Print version ISSN 0100-2945On-line version ISSN 1806-9967

Rev. Bras. Frutic. vol.26 no.3 Jaboticabal Dec. 2004

https://doi.org/10.1590/S0100-29452004000300047 

COMUNICAÇÃO CIENTÍFICA
PROPAGAÇÃO

 

Estabelecimento in vitro de porta-enxertos de Prunus sp.1

 

In vitro establishment of Prunus sp. rootstocks

 

 

Marcelo CoutoI; Rafael Ucker BrahmII; Roberto Pedroso de OliveiraIII

IEng. Agrôn., M.Sc., Doutorando em Agronomia, FAEM/UFPel. Caixa Postal 354. CEP 96010-900. Pelotas-RS. E-mail: couto@cpact.embrapa.br. Bolsista Capes
IIGraduando de Ecologia, Universidade Católica de Pelotas. CEP 96010-000. Pelotas-RS. E-mail: rafaelubrahm@bol.com.br. Bolsista FAPERGS
IIIEng. Agrôn., Dr., Pesquisador da Embrapa Clima Temperado. Caixa Postal 403. CEP 96001-970. Pelotas-RS. E-mail: rpedroso@cpact.embrapa.br. Bolsista CNPq

 

 


RESUMO

O objetivo deste trabalho foi avaliar o estabelecimento in vitro de cinco cultivares de porta-enxerto de Prunus sp. em variações de dois meios de cultura. O material vegetal foi obtido de plantas-matrizes cultivadas em telado, sendo a desinfestação realizada em soluções à base de álcool e hipoclorito de sódio. Utilizou-se um esquema fatorial 5 x 2 (cultivares Aldrighi, Barrier, Capdeboscq, Flordaguard e GF677 x formulações salinas ½MS e QL), distribuído em blocos casualizados, compostos por quatro repetições, com cinco tubos de ensaio cada uma, sendo inoculado um segmento nodal por tubo. O cultivo dos explantes foi realizado por quatro semanas, em ambiente com 20 µEm-2s-1, 24 ± 4ºC e fotoperíodo de 16 horas. Independentemente do meio de cultivo, os porta-enxertos 'Barrier', 'Capdebosq' e 'Flordaguard' apresentaram maiores porcentagem de explantes estabelecidos e número de brotações, sendo os mais responsivos in vitro. A formulação salina ½MS foi a mais indicada para o estabelecimento da cultivar GF677, enquanto a QL para a 'Aldrighi'. Não foram observadas plântulas com sintomas de clorose, vitrificação ou encarquilhamento, indicando que as condições de cultura utilizadas foram satisfatórias. As maiores porcentagens de contaminação foram verificadas nas cultivares Aldrighi (72%) e Capdeboscq (41%), as quais são as mais utilizadas na região Sul do Brasil.
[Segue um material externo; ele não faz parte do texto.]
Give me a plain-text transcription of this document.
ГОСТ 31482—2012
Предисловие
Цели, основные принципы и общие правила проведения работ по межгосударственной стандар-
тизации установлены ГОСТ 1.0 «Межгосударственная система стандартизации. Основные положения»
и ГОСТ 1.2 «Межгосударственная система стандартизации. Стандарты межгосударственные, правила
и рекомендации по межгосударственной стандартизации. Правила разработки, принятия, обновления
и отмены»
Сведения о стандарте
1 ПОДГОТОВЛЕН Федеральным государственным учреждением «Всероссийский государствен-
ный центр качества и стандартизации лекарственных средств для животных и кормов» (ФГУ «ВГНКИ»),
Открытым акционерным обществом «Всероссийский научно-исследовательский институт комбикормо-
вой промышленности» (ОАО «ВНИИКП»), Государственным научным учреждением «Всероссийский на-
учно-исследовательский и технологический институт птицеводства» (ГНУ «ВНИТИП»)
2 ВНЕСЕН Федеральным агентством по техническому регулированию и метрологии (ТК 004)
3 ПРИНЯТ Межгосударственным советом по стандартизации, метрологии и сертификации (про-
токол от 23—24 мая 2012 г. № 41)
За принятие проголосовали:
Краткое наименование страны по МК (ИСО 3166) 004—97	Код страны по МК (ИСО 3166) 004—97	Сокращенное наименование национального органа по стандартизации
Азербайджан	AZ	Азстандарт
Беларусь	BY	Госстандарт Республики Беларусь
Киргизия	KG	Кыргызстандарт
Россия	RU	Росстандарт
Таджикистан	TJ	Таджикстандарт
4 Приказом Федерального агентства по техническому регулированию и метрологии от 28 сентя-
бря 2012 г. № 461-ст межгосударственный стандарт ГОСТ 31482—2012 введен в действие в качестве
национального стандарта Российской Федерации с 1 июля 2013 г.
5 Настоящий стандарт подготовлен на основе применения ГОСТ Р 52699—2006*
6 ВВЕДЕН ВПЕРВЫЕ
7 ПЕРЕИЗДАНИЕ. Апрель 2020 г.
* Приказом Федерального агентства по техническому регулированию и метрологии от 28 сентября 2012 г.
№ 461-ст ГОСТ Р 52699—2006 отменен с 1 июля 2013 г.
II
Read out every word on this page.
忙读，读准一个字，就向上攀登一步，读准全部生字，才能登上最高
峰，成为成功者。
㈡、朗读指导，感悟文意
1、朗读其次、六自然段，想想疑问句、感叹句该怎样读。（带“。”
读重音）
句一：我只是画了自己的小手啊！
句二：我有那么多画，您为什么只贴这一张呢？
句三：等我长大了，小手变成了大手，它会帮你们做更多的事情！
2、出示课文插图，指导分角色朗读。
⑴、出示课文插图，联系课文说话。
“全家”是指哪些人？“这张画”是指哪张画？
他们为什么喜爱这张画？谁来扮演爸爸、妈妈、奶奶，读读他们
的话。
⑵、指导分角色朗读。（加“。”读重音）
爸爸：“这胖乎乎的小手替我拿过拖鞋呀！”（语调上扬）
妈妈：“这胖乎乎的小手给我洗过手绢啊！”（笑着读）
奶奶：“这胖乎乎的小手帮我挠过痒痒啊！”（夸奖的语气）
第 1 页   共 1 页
Termos para indexação: cultura de tecidos, pessegueiro, porta-enxerto.


ABSTRACT

The aim of this work was to establish five Prunus sp. rootstocks on two media cultures. The explants were obtained from mother plants cultivated in greenhouse. Desinfestation was carried out in alcohol and sodium hypochlorid solutions. The experiment was a factorial with five cultivars ('Aldrighi', 'Barrier', 'Capdeboscq', 'Flordaguard' and 'GF677') and two culture media (½MS and QL). The experimental design was of completely randomized blocks, with four replications with five test tubes per plot. A nodal segment was introduced per test tub. The explant culture was maintained at 24 ± 4ºC, 20 µE m-2 s-1 and 16 hours photoperiod for four weeks. Independently of culture medium, the rootstocks 'Barrier', 'Capdeboscq' and 'Flordaguard' showed higher in vitro response rate and higher number of shoots. ½MS medium was indicated to 'GF677' establishment and QL medium to 'Aldrighi'. In vitro abnormal plantlets were not observed, suggesting satisfactory conditions to culture. The higher contamination rate was verified in 'Aldrighi' (72%) and 'Capdeboscq' (41%), that are the rootstocks most used in southern Brazil.

Index terms: tissue culture, peach, rootstock.


 

 

A falta de mudas de alta qualidade genética, fitossanitária e fitotécnica é um dos principais fatores limitantes da cultura do pessegueiro no Brasil. Apesar disso, anualmente, são produzidas 150 mil toneladas de pêssego em uma área de 22 mil ha, sendo o Estado do Rio Grande do Sul responsável por 60% da produção (Agrianual, 2003). Esta destina-se ao mercado de frutas frescas e à industrialização, sendo freqüente a realização de importações para atender à demanda interna (Chalfun & Hoffmann, 1997).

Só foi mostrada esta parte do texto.